Thursday, July 11, 2013

Why My Ohio Drivers License Looks Like A Mug Shot

I have been employed by major international corporations. I have a legal marriage. I've flown overseas.  I have owned a home. But of all of these things, I think that maybe the most scrupulous screening process I've gone through was for my Ohio drivers license. Before I begin my rant, let me just start by saying I think it's great that the government is doing what they can to ensure our safety and catch criminals and terrorists, yada yada yada. God bless the USA. Seriously. I mean it. But now that I've gotten that out of the way let's start with the eye exam. 

We did our research (or so we thought) and found out where we needed to go and what we needed to do to change our Kentucky license to an Ohio drivers license. So the five of us (kids included) went to the DMV where they sent us to another office, which is also run by the state, where they conduct the eye exam. We decided this would be easier to do without the kids so we went in one at a time while the other parent stayed in the car with the kids. We took turns getting the eye exam, filling out some papers and after that was all done we drove over to the place where we actually get our ID. 

I can see J from the window, waiting in line with his big manilla envelopes. Once it was his turn he started unloading all of the paperwork that he was asked to present and after looking it over they were ready to give him a drivers License. He comes out tags me and gives me a blank check, because they don't take debit and he can't remember the exact amount that I'lI owe. When I get to the counter I begin to pull out all of my papers. They needed to see
My old drivers license- check 

My Social Security card- check 
My birth certificate- check
My marriage license (because my name on my drivers license is not the same as my birth certificate)- check
Then they want an energy bill, which is no problem. Even though we just moved in we made sure we had something like that. The problem was that it was addressed to J and the lady tells me 
"I'm sorry this won't work for you because I need a piece of mail with your name on it"
 I tried to be really calm, because I know that they're just doing their job, but I said 
"I have my marriage license and I live with my husband."
 The problem is it's not good enough. They needed to see mail with my name on. She asks me 
"you don't have anything that you've received in the mail?"
We JUST moved here and I don't know about other house wives, but I don't get a ton of mail. I'm not exactly the paperless queen, but it is 2013. Come on.

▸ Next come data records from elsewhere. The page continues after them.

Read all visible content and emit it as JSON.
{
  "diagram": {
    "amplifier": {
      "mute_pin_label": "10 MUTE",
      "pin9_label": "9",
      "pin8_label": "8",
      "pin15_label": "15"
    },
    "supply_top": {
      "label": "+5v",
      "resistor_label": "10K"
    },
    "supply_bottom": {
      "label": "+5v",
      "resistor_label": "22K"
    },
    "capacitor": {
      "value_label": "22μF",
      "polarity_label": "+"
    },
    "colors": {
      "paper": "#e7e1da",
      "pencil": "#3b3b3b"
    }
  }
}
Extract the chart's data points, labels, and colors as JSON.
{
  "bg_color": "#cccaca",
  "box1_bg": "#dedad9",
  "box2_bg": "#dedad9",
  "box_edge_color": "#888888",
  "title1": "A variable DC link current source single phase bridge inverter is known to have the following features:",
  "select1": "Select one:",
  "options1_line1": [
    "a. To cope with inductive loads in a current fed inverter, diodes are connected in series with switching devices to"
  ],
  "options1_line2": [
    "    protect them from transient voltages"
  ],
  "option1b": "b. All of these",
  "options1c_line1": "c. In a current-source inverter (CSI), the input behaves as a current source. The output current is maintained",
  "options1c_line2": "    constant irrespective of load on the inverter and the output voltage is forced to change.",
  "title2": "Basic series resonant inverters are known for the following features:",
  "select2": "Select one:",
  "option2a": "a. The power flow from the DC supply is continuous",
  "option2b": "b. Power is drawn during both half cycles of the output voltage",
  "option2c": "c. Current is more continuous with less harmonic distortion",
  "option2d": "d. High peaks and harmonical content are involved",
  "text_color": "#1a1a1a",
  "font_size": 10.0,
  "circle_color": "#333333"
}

 So I leave the office defeated. However, there was a glimmer of hope as J looked through the stack of documents we wrangled up he found renters insurance that had my name on it! At this point I scoop up all the papers which are no longer neatly in the envelope  and head back into the DMV. Just then a gust of wind comes through. So right there in the parking lot a blank check, my social security card, and birth certificate just go swirling through the air away from me faster than I can catch it. People started helping me gather all the flying paperwork, but I kid you not when I say I would catch up with one thing and another thing would fly out of my hands. Imagine trying to catch a flock of Geese. Or imagine gathering the 5 most valuable pieces of information that you have on paper and then throwing them over a bridge. Eventually I had it all gathered and as I clutched it to my chest I marched back into the DMV. After waiting in line I slam my papers down onto the counter and show them that I really do live where I really do live! Needless to say I wasn't feeling all that chipper when they counted to three and snapped the picture. 

Ahhhhh! A day in the life


nancy from ky said...

I would not want to be on the receiving end of that look! LOL.

Sarah said...

What a pain! I hate going to the dmv. I don't know about other places, but we always have a long wait.

{amy} said...

Ugh! As if getting your license is a fun situation anyways, you had to deal with extra craziness. I'm sorry! I don't think your picture looks bad, though. I've seen MUCH worse!